Beyond challenging Yao’s conjecture, the new research also unveils what many consider an even more impressive breakthrough. This pertains to a related but slightly different scenario: In 1985, Yao not only examined the worst-case times for queries but also the average time taken across all possible queries. He established that hash tables with certain properties—including those categorized as “greedy,” meaning that new elements must be positioned in the first available slot—could never achieve an average time superior to log x.

Together, Farach-Colton, Krapivin, and Kuszmaul sought to determine if that same restriction applied to non-greedy hash tables. They demonstrated that it did not by presenting a counterexample—an innovative non-greedy hash table with an average query time significantly better than log x. Remarkably, this time does not depend on x at all. “You arrive at a number,” Farach-Colton described, “a constant that remains unaffected by how full the hash table is.” The realization that a constant average query time could be attained, irrespective of the hash table’s fullness, was entirely unforeseen—even by the researchers themselves.

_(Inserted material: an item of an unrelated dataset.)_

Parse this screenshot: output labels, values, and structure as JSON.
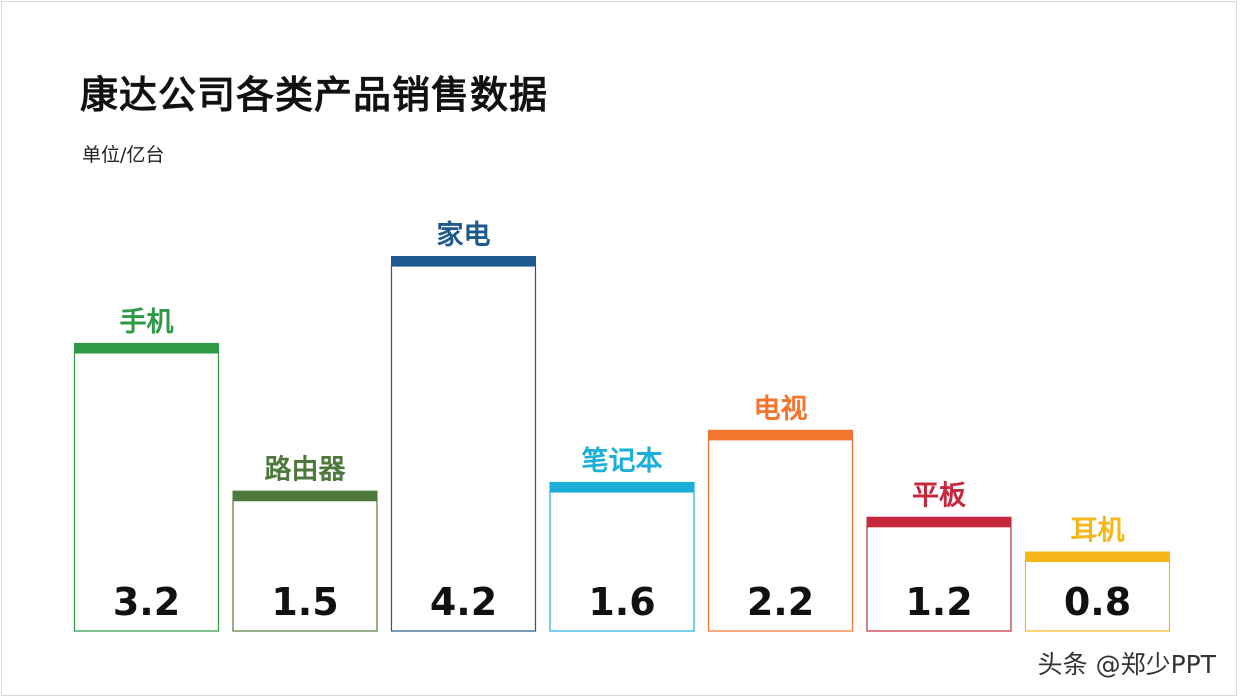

The implications of the team’s findings may not offer immediate practical applications, but as Conway indicated, that does not diminish their value. “Understanding these types of data structures is essential. You never know when insights like this will pave the way for improved practical solutions.”

This article is reprinted with permission from Quanta Magazine, an editorially independent publication of the Simons Foundation dedicated to enhancing public understanding of science through coverage of research developments and trends in mathematics and the physical and life sciences.